L'instrument à dix rangs de cordes, illustré par
Francisque, Nicolas Vallet ou Robert Ballard, se prête
particulièrement bien à l'accompagnement de ces airs
à la tessiture élevée qui, çà et la,
emprunte un détail à la version polyphonique
publiée conjointement en ces premières années du
siècle. Mais bien souvent il s'agit d'accompagnements simples,
indépendants et d'écriture verticale; aisés pour
l'amateur ils peuvent aussi servir de point de départ pour le
luthiste ingénieux.
Quelques mots enfin sur les auteurs des œuvres qui constituent la
présente anthologie, dont certaines se trouvent
enregistrées ici pour la première fois. A l'exception de
Joachim Thibaut de Courville et Jacques Mauduit, tous deux musiciens
attachés au cercle littéraire d'Antoine de Baïf et
représentant dans ce programme l'«air de Cour»

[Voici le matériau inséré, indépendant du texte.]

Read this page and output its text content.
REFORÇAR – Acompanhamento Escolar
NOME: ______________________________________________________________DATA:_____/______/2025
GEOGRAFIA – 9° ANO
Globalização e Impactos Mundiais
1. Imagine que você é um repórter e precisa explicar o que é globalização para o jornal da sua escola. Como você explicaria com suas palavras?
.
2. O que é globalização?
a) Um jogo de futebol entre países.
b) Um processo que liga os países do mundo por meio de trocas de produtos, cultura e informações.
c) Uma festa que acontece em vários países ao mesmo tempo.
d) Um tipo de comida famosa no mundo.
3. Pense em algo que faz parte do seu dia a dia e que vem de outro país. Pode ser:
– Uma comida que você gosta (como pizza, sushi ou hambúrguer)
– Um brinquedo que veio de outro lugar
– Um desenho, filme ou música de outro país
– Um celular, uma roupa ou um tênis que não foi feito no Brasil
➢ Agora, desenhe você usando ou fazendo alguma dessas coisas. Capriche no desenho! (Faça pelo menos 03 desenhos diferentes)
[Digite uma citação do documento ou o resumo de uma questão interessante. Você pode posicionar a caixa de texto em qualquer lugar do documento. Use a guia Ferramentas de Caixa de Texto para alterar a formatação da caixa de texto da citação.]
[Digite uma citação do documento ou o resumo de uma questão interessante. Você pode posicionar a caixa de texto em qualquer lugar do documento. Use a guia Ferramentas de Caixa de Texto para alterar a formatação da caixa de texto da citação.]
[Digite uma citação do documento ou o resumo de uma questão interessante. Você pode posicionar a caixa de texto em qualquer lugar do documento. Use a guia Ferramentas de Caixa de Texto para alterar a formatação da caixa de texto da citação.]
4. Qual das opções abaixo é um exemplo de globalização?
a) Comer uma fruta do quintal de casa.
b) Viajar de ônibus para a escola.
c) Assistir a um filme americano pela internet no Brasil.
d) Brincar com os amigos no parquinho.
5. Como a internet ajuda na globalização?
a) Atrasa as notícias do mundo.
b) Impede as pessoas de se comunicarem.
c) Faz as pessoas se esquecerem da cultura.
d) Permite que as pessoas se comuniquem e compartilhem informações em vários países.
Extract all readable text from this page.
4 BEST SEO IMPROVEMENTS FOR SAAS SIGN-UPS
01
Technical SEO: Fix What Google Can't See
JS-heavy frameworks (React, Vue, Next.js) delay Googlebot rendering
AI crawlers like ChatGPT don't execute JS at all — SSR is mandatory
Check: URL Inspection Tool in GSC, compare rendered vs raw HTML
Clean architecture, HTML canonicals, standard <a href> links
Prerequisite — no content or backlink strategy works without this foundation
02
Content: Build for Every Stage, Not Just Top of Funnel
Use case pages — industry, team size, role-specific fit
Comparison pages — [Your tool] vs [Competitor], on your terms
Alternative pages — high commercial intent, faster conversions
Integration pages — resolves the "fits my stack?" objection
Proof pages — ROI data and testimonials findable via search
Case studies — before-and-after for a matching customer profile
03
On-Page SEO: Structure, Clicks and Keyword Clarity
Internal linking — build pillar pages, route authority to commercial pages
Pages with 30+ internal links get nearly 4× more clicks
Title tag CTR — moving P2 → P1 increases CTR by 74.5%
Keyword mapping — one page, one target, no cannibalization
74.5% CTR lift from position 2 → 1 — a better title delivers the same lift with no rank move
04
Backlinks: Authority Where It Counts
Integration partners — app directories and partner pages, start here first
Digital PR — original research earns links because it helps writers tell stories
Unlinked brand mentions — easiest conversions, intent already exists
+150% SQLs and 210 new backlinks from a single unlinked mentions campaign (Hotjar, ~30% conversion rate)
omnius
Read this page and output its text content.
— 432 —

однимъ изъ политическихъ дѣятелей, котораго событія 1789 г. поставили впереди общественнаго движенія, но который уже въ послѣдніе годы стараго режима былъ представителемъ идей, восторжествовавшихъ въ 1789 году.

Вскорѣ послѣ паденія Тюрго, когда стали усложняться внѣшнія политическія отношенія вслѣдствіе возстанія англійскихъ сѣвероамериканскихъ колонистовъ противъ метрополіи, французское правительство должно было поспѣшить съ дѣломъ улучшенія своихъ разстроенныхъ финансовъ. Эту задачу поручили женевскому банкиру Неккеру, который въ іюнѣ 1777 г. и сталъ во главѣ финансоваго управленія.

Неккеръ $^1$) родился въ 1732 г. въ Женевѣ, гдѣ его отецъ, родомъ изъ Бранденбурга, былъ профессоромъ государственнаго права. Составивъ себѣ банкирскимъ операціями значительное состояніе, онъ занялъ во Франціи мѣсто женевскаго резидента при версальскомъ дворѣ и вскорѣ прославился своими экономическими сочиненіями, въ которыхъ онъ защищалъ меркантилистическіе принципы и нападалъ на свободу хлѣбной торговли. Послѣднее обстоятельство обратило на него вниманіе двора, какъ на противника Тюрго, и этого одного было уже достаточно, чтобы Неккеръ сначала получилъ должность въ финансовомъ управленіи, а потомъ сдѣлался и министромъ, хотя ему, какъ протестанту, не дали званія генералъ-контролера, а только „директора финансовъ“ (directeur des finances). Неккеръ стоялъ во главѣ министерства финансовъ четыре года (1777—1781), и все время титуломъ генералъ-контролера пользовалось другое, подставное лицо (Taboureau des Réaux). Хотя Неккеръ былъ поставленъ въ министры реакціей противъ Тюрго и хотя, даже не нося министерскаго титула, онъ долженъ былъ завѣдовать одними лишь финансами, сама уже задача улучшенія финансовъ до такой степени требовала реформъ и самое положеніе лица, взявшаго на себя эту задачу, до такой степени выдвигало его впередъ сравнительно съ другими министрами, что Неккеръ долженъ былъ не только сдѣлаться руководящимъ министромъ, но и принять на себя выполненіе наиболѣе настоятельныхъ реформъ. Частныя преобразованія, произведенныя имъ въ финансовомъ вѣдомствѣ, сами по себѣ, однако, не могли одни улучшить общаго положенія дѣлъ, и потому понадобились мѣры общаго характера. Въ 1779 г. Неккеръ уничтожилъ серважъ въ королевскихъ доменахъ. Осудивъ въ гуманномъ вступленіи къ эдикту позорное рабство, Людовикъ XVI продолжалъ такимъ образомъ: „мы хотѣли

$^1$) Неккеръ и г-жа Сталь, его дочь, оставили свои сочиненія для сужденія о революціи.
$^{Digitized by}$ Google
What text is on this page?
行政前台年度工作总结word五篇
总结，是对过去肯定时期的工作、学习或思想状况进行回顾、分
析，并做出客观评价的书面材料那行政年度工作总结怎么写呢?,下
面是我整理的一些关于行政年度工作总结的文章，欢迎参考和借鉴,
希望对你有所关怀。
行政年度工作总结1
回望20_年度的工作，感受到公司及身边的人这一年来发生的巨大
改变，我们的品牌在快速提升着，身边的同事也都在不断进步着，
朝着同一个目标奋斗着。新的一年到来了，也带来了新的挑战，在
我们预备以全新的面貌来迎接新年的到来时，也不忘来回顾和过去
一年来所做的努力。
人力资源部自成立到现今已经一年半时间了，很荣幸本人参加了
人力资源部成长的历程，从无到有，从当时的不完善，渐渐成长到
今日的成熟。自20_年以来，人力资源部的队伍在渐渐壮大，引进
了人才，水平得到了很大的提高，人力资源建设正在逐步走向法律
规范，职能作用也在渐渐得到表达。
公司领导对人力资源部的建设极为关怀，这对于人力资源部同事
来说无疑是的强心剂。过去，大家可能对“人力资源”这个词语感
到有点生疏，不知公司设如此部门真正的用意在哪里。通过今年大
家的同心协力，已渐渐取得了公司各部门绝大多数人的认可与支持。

à ses origines; à l'exception aussi de Jean-Baptiste
Besard (ca. 1567—après 1617), esprit universel et virtuose
du luth, auteur de deux anthologies méthodiques d'une
inestimable valeur, tous les compositeurs d'airs de cour virent le jour
pendant le dernier tiers du XVIe siècle. Leur aîné,
Pierre Guédron, «Intendant des Musiques de la
Chambre» du Roi et de la Reine-Mère en 1613, fut un
compositeur particulièrement actif dans le domaine du Ballet de
cour et de la musique vocale polyphonique ou monodique. Les quelques
cent cinquante airs de cour mis sur le luth qu'il laisse à ses
amis le soin de publier entre 1608 et 1620 font ressortir son
tempérament dramatique et son sens très aigu de la
déclamation expressive. L'air Cessés mortels de
soupirer, dont la phrase initiale n'est pas sans rappeler le fameux
Lacrimae de John Dowland, connut un succès tel qu'il est
cité dans l'Histoire comique de Francion de Charles Sorel
(1623). Antoine Boêsset, sieur de Villedieu, gendre de
Guédron, hérita toutes ses charges à la mort de
celui-ci. Chanteur réputé admiré par Luigi Rossi,
il donne à ses airs un peu de la grâce et de la souplesse
qui faisaient parfois défaut à son beau-père. Sept
livres d'airs de cour avec la tablature de luth nous livrent des
œuvres dont la beauté naturelle semble répondre
à l'idéal de Descartes pour qui «la fin de la
musique est de nous charmer et d'éveiller en nous divers
sentiments». N'espérez plus mes yeux donne une
idée de la virtuosité vocale telle qu'on l'entendait au
XVIIe siècle: après le «simple» chanté
sans ornements, ce seront trois exemples de diminutions choisis parmi
ceux notés par le Père Mersenne d'après les
«meilleurs Maistres, les plus experimentez, & ceux qui sont
dans l'approbation de tout le monde«»: Moulinié, Le
Bailly — auquel on attribue la paternité de cette
façon de chanter — et Monsieur Boësset.
C'est à Gabriel Bataille que revient l'honneur de publier le
premier recueil d'airs de cour, bientôt suivi d'autres volumes
qui se succéderont régulièrement jusqu'en 1615.
Luthiste, il est maître de musique de Marie de Médicis et
d'Anne d'Autriche et grand pourvoyeur de ballets royaux. Grandement
désireux de donner à l'«air de cour» ses
premières lettres de noblesse, il transcrit avec un zèle
infatigable des œuvres polyphoniques puisées dans la
génération passée aussi bien que chez ses
contemporains, apportant lui-même une cinquantaine d'airs de sa
façon qui comptent parmi les plus enjouées, les plus
badins du genre. Le cadet de ce groupe, Etienne Moulinié, natif
du Languedoc, est «Chef de la Musique de Monseigneur le Duc
d'Orléans, frère unique du Roy» en 1628, charge
qu'il gardera jusqu'à la mort du prince, en 1660. Chanteur
réputé, ses six livres d'airs de cour pâtiront de
la désaffection du public pour une formule désormais
surannée. En vain tentera-t-il de flatter son auditoire en
introduisant dans ses livres des airs italiens, espagnols et même
gascons accompagnés de la guitare qui fait alors fureur. Les
troubles de la Fronde interrompront dangereusement la publication de
ses œuvres et quelques années plus tard, le retour de
Moulinié au pays natal marquera la fin irrévocable de cet
art fragile, mouvant et unique que fut l'«air de cour».
Claude Chauvel
* Titre du somptueux recueil gravé et calligraphié vers 1650, rassemblant les plus belles pièces de Luth de l'Illustre Denis Gaultier et d'Ennemond, son cousin.